I am developer. Initially, at my client(employer) premises I had been given the company's desktop computer with Windows XP Pro SP3 joined to corporate Windows Active Directory domain (AD).
This is situation 1):
- 1) AD computer Windows workstation (or, for the sake of discussion, any Windows workstation operating system ).
Since, for developing, I needed full administration of machine and had rather limited in volume hard disk (of only 20 GB), while having the necessity to setup developing tools ((for ex., Vsial Studio 2008+2010) and servers (for ex., (MS SQL Server 2008 R2, SharePoint Server, etc.), I could not install another Windows. so I had to reformat the hard disk and install fresh
- 2) workgroup Windows XP Pro SP3 (i.e. Windows XP as part of workgroup, not joined to corporate Windows AD).
This resulted in complications to interoperate and develop, test, integrate against AD.
Suppose, I had a bigger hard drive, or for the sake of future similar situations, *what would have been more correct solution * in order to interoperate, communicate, develop + test + integrate with corporate AD while having full administration of developing machine (without access to corporate AD administration):
A) to install second (dual boot) workgroup Windows XP (for developing) leaving 1) for accessing AD resources + testing + integration, so having
- 3) dual-boot machine with 1) + 2)
B) to hack the single 1) Windows installation? to simulate/twist between necessities of isolation+full administration for developing+testing (i.e. having Windows as part of workgroup) vs. necessity of having Windows as part of AD?
Anyway, all setups (configurations), that I could imagine, have the disadvantage of separate booting either into AD machine Windows or into workgroup Windows machine (since it is impossible to have Windows to be both a part of workgroup and AD).
Dual-boot solution 3) also has disadvantage in duplication of quite time-consuming setup, configuration development environment.
Q1) What are the options of merging in one Windows the necessity of isolated development and accessing/development/testing in AD environment?
Q2) What are the differences in accessing both AD computers and workgroup computers under AD Windows local Administrator vs. under workgroup Windows administrator?
Sagar advised VirtualBox or VMWare player (which were lost in rantings).
Bart Silverstrim disadvised dual-boot and advised "look into virtualization (which is free in most cases). Snapshots and backups more handy, and you can simulate networks or multiple workstation configurations easily".

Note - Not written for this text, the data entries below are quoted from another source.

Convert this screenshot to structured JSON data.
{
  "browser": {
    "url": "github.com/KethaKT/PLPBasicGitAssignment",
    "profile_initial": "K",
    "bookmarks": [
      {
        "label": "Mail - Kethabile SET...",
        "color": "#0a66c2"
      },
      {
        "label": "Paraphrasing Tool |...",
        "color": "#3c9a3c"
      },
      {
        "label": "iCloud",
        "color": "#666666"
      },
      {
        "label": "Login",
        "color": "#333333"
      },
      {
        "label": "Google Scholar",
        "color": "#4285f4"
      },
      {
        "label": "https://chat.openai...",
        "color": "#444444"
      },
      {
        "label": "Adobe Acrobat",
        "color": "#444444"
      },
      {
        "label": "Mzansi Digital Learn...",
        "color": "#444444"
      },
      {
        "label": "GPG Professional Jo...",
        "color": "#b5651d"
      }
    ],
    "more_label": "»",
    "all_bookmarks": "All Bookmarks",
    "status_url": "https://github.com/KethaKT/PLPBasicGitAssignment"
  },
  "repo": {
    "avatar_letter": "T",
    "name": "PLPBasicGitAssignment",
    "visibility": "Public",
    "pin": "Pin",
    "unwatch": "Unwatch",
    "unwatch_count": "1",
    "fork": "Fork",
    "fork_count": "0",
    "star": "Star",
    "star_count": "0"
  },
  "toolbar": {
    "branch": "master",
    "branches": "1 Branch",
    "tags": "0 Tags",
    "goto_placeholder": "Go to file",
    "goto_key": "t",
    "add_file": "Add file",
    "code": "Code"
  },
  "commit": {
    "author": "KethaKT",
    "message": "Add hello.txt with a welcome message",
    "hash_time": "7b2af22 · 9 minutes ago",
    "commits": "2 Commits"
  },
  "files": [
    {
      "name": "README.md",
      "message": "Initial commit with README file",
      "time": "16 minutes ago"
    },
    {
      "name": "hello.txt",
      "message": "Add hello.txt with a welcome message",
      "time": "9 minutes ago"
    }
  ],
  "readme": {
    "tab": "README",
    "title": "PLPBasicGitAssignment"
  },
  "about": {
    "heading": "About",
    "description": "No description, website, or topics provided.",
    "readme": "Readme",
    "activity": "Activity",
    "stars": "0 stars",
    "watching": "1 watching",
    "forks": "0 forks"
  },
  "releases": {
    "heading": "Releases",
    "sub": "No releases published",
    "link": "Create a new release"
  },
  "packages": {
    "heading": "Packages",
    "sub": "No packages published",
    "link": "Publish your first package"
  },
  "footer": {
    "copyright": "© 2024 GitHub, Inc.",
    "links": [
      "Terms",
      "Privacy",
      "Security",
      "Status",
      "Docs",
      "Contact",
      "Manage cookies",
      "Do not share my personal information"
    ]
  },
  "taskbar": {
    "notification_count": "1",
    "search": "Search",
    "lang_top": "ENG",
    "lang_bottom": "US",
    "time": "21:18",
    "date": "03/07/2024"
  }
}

GregD again FAQed me though I again could not understand by which one of them. GregD wrote:
"You asked both of those questions yesterday and BOTH are currently at -1. So not only are you asking inscrutable questions, but you aren't interested in having them answered??"
Yes, Iam interested. What should I have understood from 0 answers and multiple downvotes?
Thanks once more to my ardent readers for close attention and closing this question! Though what was the point since it had been already marked as answered?
jscott just added an answer in similar subquestion
- http://serverfault.com/questions/170174/what-are-the-options-for-a-temporary-laptop-within-a-work-domain (What are the options for a temporary laptop within a work domain?):
"Could the laptop user just connect to his domain desktop via RDP?
He may access file shares on the domain desktop, from the non-domain laptop, provided he uses his domain credentials to connect."
Thanks jscott, once more, I love you!
Oooops, I formatted hard disk and re-installed everything from scratch (100 hours of work) and there was an answer how to convert domained Windows machine to non-domained one:
BTW, I reinstalled Windows with approval of company's high management. The problem was that sysadmins did not know how to install Windows in workgroup (they had the burned to CD images with all preset for local AD client setup).